賃借権設定登記の登録免許税 = 固定資産税評価額 × 1,000分/10

この固定資産税評価額は、実勢価格の7割程度を目安に定められています。3年に1度、評価替えが行われます。固定資産税評価書は、市町村の役所で取得できます。

また賃借権を登記するにあたって、地主と借地人が必要な書類は以下です。

<地主>

・賃貸借契約書

・印鑑証明書

・登記識別情報又は権利証

・固定資産評価証明書

・実印

・本人確認書類(運転免許証、住民基本台帳カード、パスポートなど)

・委任状(司法書士に委託する場合)

<借地人>

・認印

・本人確認書類(運転免許証や住民基本台帳カード、パスポートなど)

・委任状(司法書士に委託する場合)

まとめ

今回の記事では、借地を登記する必要性やタイミング、また登記に必要な手数料についてご紹介しました。

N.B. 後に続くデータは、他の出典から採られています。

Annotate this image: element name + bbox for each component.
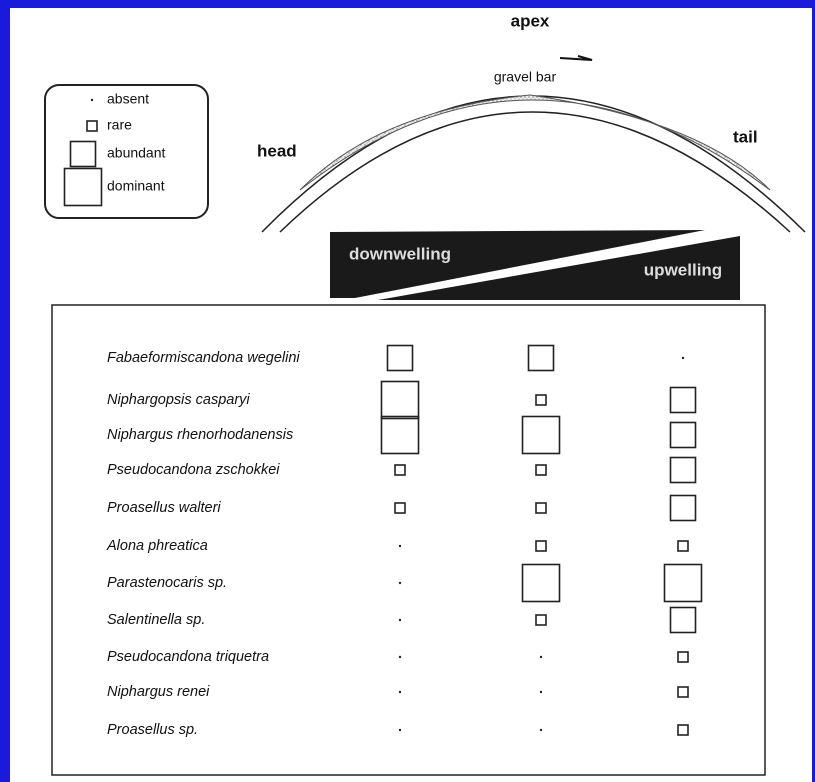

借地権には賃借権と地上権の2つの種類があり、それぞれで登記のタイミングや種類が異なる点にも注意が必要でした。

とくに賃借権の場合には、登記に関して地主は協力義務がありません。ですが、地主が協力してくれず賃借権の登記が無い場合でも、第三者に対抗可能であると借地借家法によって定められているので安心してください。

登記は借地権を確かに保持していることを示す重要な行為です。登記が必要なタイミングはご紹介したように複数あるので、登記漏れがないよう事前に確認しておくようにしましょう。その他、登記を行うべきタイミングで行わなかった場合、罰金が発生するペナルティも定められていたので、お気をつけください。

以上、借地の登記についてご紹介しました。最後までお読みいただき、ありがとうございました。